What started from a personal reflection on health metrics turned into a working classifier I could share. While it is not meant for medical advice, it demonstrates how technical skills can create meaningful prototypes. Deploying such projects makes machine learning tangible and relatable.

Reflections on the Input Form

The input form represents more than just data entry. It reflects the process of transforming user knowledge into structured variables suitable for machine learning. When a user enters a value like BMI or glucose level, they may not realize that these values map directly to numerical features that a model can interpret. By constraining the ranges in st.number_input, I ensure that values remain realistic and meaningful. For example, preventing a negative number of pregnancies or an unrealistic glucose level.

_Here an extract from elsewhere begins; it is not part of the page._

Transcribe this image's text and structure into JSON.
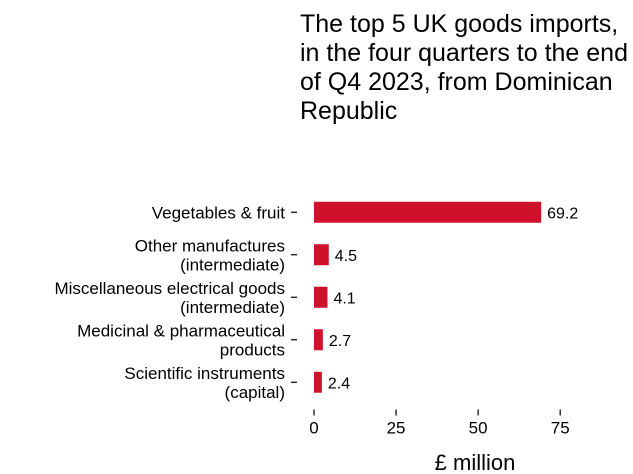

Another important detail is the division of inputs into two columns. Streamlit allows flexible layout, and by choosing two columns, I made the interface less intimidating. Seeing all eight health metrics in one long list would overwhelm the user. Instead, placing them side by side provides balance and makes the task of filling them easier. This is an example of user experience design applied in code, where even small layout choices affect how users engage with the app.

Finally, the submit button anchors the interaction. The label “Predict Risk” is not accidental. I could have written “Submit” or “Run”, but those words are generic. By choosing “Predict Risk”, I guide the user toward understanding what will happen. The system is not storing their data, not training a new model, but producing a prediction based on existing knowledge. This choice of wording reduces uncertainty and strengthens trust in the system.